Fresh & Local
What Should I Do with My Life?
Column #4, Published Oct 14, 2011

My wife Terry and I have been growing produce, flowers and berries part-time for about 20 years. The last 16 years I worked in the information technology division of a very large bank. Last winter, we decided this was the time for us to farm full-time. Shortly after we made the decision, a neighbor asked me, “Can you make a living doing that?”

That is actually an interesting question. The short answer is that we would not be doing this if we didn’t think we could make a living at it. In our case, we had a wholesaler who helped us make the jump to full-time. I’ll talk more about our situation and the role of wholesalers later. That is a story for another day.

Today’s story is about the people who have gotten into the locally grown food business. Our decision to go full-time started with Terry seeing a book in the Culpeper library titled, “What Should I Do with My Life” by Po Bronson. She checked it out, and it turned out to be a fascinating book.

Po Bronson was not any kind of expert on the subject. He was just a writer who was interested in how people made this decision. So he interviewed over 900 people who wrestled with the question. They were not famous people or extraordinary people. They were picked pretty much at random and from all kinds of backgrounds. They were not all success stories. In fact, some of the people he writes about in the book made horrible decisions.

But after interviewing all these people, he noticed that the people who ultimately found what they were looking for all had some common traits. Po Bronson comes to some surprising conclusions. I ended up buying my own copy of the book and it is now well worn with highlighting, notes and cross-references. The book is so unique that at least once or twice a day I find myself using a sentence that begins with, “Bronson says . . . .”
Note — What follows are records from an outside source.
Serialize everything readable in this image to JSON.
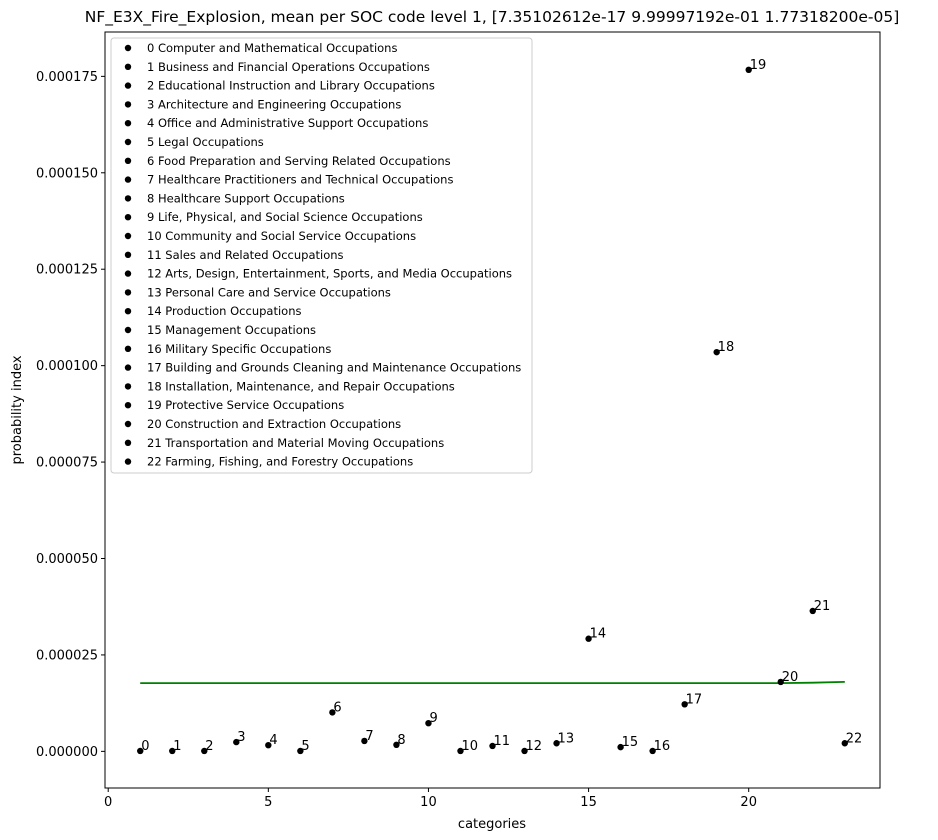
{
  "chart_data": {
    "type": "scatter",
    "title": "NF_E3X_Fire_Explosion, mean per SOC code level 1, [7.35102612e-17 9.99997192e-01 1.77318200e-05]",
    "xlabel": "categories",
    "ylabel": "probability index",
    "xlim": [
      -0.1,
      24.1
    ],
    "ylim": [
      -9.5e-06,
      0.0001865
    ],
    "x_ticks": [
      0,
      5,
      10,
      15,
      20
    ],
    "x_tick_labels": [
      "0",
      "5",
      "10",
      "15",
      "20"
    ],
    "y_ticks": [
      0,
      2.5e-05,
      5e-05,
      7.5e-05,
      0.0001,
      0.000125,
      0.00015,
      0.000175
    ],
    "y_tick_labels": [
      "0.000000",
      "0.000025",
      "0.000050",
      "0.000075",
      "0.000100",
      "0.000125",
      "0.000150",
      "0.000175"
    ],
    "grid": false,
    "legend_position": "upper-left",
    "point_color": "#000000",
    "fit_color": "#008000",
    "points": [
      {
        "x": 1,
        "y": 1e-07,
        "label": "0"
      },
      {
        "x": 2,
        "y": 1e-07,
        "label": "1"
      },
      {
        "x": 3,
        "y": 1e-07,
        "label": "2"
      },
      {
        "x": 4,
        "y": 2.4e-06,
        "label": "3"
      },
      {
        "x": 5,
        "y": 1.6e-06,
        "label": "4"
      },
      {
        "x": 6,
        "y": 1e-07,
        "label": "5"
      },
      {
        "x": 7,
        "y": 1.01e-05,
        "label": "6"
      },
      {
        "x": 8,
        "y": 2.7e-06,
        "label": "7"
      },
      {
        "x": 9,
        "y": 1.7e-06,
        "label": "8"
      },
      {
        "x": 10,
        "y": 7.3e-06,
        "label": "9"
      },
      {
        "x": 11,
        "y": 1e-07,
        "label": "10"
      },
      {
        "x": 12,
        "y": 1.4e-06,
        "label": "11"
      },
      {
        "x": 13,
        "y": 1e-07,
        "label": "12"
      },
      {
        "x": 14,
        "y": 2.1e-06,
        "label": "13"
      },
      {
        "x": 15,
        "y": 2.92e-05,
        "label": "14"
      },
      {
        "x": 16,
        "y": 1.1e-06,
        "label": "15"
      },
      {
        "x": 17,
        "y": 1e-07,
        "label": "16"
      },
      {
        "x": 18,
        "y": 1.22e-05,
        "label": "17"
      },
      {
        "x": 19,
        "y": 0.0001035,
        "label": "18"
      },
      {
        "x": 20,
        "y": 0.0001767,
        "label": "19"
      },
      {
        "x": 21,
        "y": 1.8e-05,
        "label": "20"
      },
      {
        "x": 22,
        "y": 3.64e-05,
        "label": "21"
      },
      {
        "x": 23,
        "y": 2.1e-06,
        "label": "22"
      }
    ],
    "fit_line": {
      "x": [
        1,
        3,
        5,
        7,
        9,
        11,
        13,
        15,
        17,
        19,
        20,
        21,
        22,
        23
      ],
      "y": [
        1.77e-05,
        1.77e-05,
        1.77e-05,
        1.77e-05,
        1.77e-05,
        1.77e-05,
        1.77e-05,
        1.77e-05,
        1.77e-05,
        1.77e-05,
        1.77e-05,
        1.77e-05,
        1.78e-05,
        1.8e-05
      ]
    },
    "legend": [
      "0 Computer and Mathematical Occupations",
      "1 Business and Financial Operations Occupations",
      "2 Educational Instruction and Library Occupations",
      "3 Architecture and Engineering Occupations",
      "4 Office and Administrative Support Occupations",
      "5 Legal Occupations",
      "6 Food Preparation and Serving Related Occupations",
      "7 Healthcare Practitioners and Technical Occupations",
      "8 Healthcare Support Occupations",
      "9 Life, Physical, and Social Science Occupations",
      "10 Community and Social Service Occupations",
      "11 Sales and Related Occupations",
      "12 Arts, Design, Entertainment, Sports, and Media Occupations",
      "13 Personal Care and Service Occupations",
      "14 Production Occupations",
      "15 Management Occupations",
      "16 Military Specific Occupations",
      "17 Building and Grounds Cleaning and Maintenance Occupations",
      "18 Installation, Maintenance, and Repair Occupations",
      "19 Protective Service Occupations",
      "20 Construction and Extraction Occupations",
      "21 Transportation and Material Moving Occupations",
      "22 Farming, Fishing, and Forestry Occupations"
    ]
  }
}
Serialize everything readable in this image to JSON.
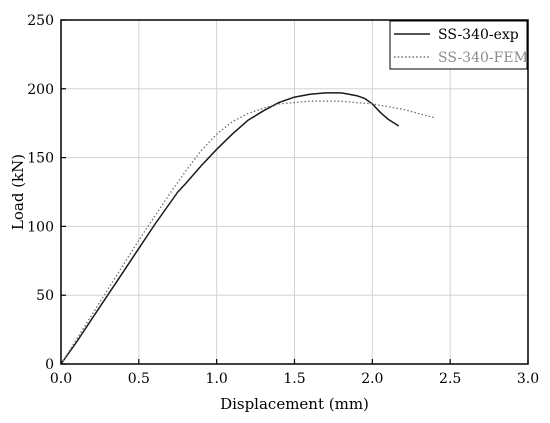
{
  "chart_data": {
    "type": "line",
    "xlabel": "Displacement (mm)",
    "ylabel": "Load (kN)",
    "xlim": [
      0,
      3.0
    ],
    "ylim": [
      0,
      250
    ],
    "xticks": [
      "0.0",
      "0.5",
      "1.0",
      "1.5",
      "2.0",
      "2.5",
      "3.0"
    ],
    "yticks": [
      "0",
      "50",
      "100",
      "150",
      "200",
      "250"
    ],
    "grid": true,
    "legend_position": "top-right",
    "series": [
      {
        "name": "SS-340-exp",
        "color": "#1a1a1a",
        "style": "solid",
        "x": [
          0.0,
          0.1,
          0.2,
          0.3,
          0.4,
          0.5,
          0.6,
          0.7,
          0.75,
          0.8,
          0.9,
          1.0,
          1.1,
          1.2,
          1.3,
          1.4,
          1.5,
          1.6,
          1.7,
          1.75,
          1.8,
          1.85,
          1.9,
          1.95,
          2.0,
          2.05,
          2.1,
          2.17
        ],
        "y": [
          0,
          16,
          33,
          50,
          67,
          84,
          101,
          117,
          125,
          131,
          144,
          156,
          167,
          177,
          184,
          190,
          194,
          196,
          197,
          197,
          197,
          196,
          195,
          193,
          189,
          183,
          178,
          173
        ]
      },
      {
        "name": "SS-340-FEM",
        "color": "#6e6e6e",
        "style": "dotted",
        "x": [
          0.0,
          0.1,
          0.2,
          0.3,
          0.4,
          0.5,
          0.6,
          0.7,
          0.8,
          0.9,
          1.0,
          1.1,
          1.2,
          1.3,
          1.4,
          1.5,
          1.6,
          1.7,
          1.8,
          1.9,
          2.0,
          2.1,
          2.2,
          2.3,
          2.4
        ],
        "y": [
          0,
          18,
          36,
          54,
          72,
          90,
          107,
          124,
          140,
          155,
          167,
          176,
          182,
          186,
          189,
          190,
          191,
          191,
          191,
          190,
          189,
          187,
          185,
          182,
          179
        ]
      }
    ]
  }
}
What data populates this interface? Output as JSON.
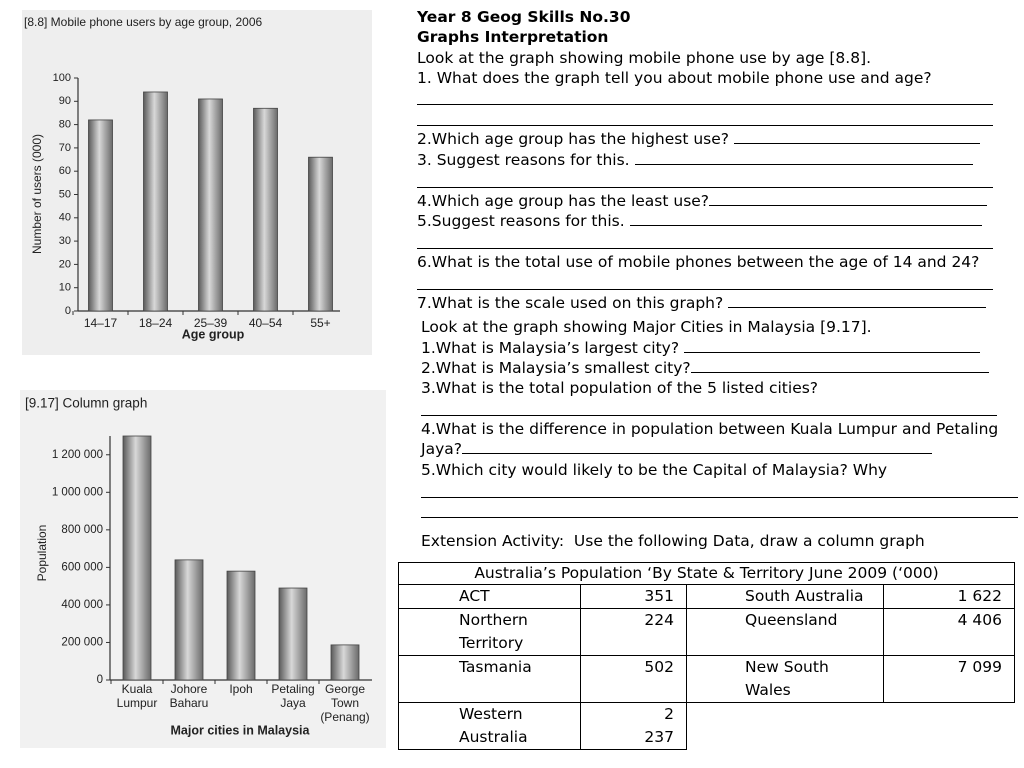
{
  "chart_data": [
    {
      "type": "bar",
      "title": "[8.8] Mobile phone users by age group, 2006",
      "x_label": "Age group",
      "y_label": "Number of users (000)",
      "categories": [
        "14–17",
        "18–24",
        "25–39",
        "40–54",
        "55+"
      ],
      "values": [
        82,
        94,
        91,
        87,
        66
      ],
      "ylim": [
        0,
        100
      ],
      "yticks": [
        0,
        10,
        20,
        30,
        40,
        50,
        60,
        70,
        80,
        90,
        100
      ]
    },
    {
      "type": "bar",
      "title": "[9.17] Column graph",
      "x_label": "Major cities in Malaysia",
      "y_label": "Population",
      "categories": [
        "Kuala Lumpur",
        "Johore Baharu",
        "Ipoh",
        "Petaling Jaya",
        "George Town (Penang)"
      ],
      "values": [
        1300000,
        640000,
        580000,
        490000,
        187000
      ],
      "ylim": [
        0,
        1300000
      ],
      "yticks": [
        0,
        {
          "value": 200000,
          "label": "200 000"
        },
        {
          "value": 400000,
          "label": "400 000"
        },
        {
          "value": 600000,
          "label": "600 000"
        },
        {
          "value": 800000,
          "label": "800 000"
        },
        {
          "value": 1000000,
          "label": "1 000 000"
        },
        {
          "value": 1200000,
          "label": "1 200 000"
        }
      ]
    }
  ],
  "header": {
    "title": "Year 8 Geog Skills No.30",
    "subtitle": "Graphs Interpretation"
  },
  "section1": {
    "intro": "Look at the graph showing mobile phone use by age [8.8].",
    "questions": [
      "1. What does the graph tell you about mobile phone use and age?",
      "2.Which age group has the highest use?",
      "3. Suggest reasons for this.",
      "4.Which age group has the least use?",
      "5.Suggest reasons for this.",
      "6.What is the total use of mobile phones between the age of 14 and 24?",
      "7.What is the scale used on this graph?"
    ]
  },
  "section2": {
    "intro": "Look at the graph showing Major Cities in Malaysia [9.17].",
    "questions": [
      "1.What is Malaysia’s largest city?",
      "2.What is Malaysia’s smallest city?",
      "3.What is the total population of the 5 listed cities?",
      "4.What is the difference in population between Kuala Lumpur and Petaling Jaya?",
      "5.Which city would likely to be the Capital of Malaysia? Why"
    ]
  },
  "extension": "Extension Activity:  Use the following Data, draw a column graph",
  "table": {
    "title": "Australia’s Population ‘By State & Territory June 2009 (‘000)",
    "rows": [
      [
        "ACT",
        "351",
        "South Australia",
        "1 622"
      ],
      [
        "Northern Territory",
        "224",
        "Queensland",
        "4 406"
      ],
      [
        "Tasmania",
        "502",
        "New South Wales",
        "7 099"
      ],
      [
        "Western Australia",
        "2 237"
      ]
    ]
  }
}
For example, Bronson says it is a really bad idea to tell yourself that you are going to work at a job to make money first and then someday do what you really love. He calls it the “lockbox fantasy.”

Why not get rich, then do your dream? When I started this book, I assumed I’d find numerous examples of that path. Surely . . . I’d find some who used their money to bankroll a successful run at the dream they always harbored. But I didn’t find any.

Bronson says that making money at a job you don’t enjoy changes you to the point that you won’t ever give up your “golden handcuffs” voluntarily.

Bronson also says that it makes a very big difference if a person’s motivation comes from the mind or from the heart. He calls intellectually motivated people “the Brilliant Masses” who do not live up to their potential. It is the people motivated by the heart who find their passion, significance and potential.

Last week’s column pointed out how many consumers are adopting a more continental-European importance to good food. The purpose of this column is to suggest that the local food growers, retailers and wholesalers are even more passionate about good food. You have to make a living, but these people are uniformly motivated from the heart by the love of good food.

There are a lot of interesting stories, and I will share some of them in upcoming columns.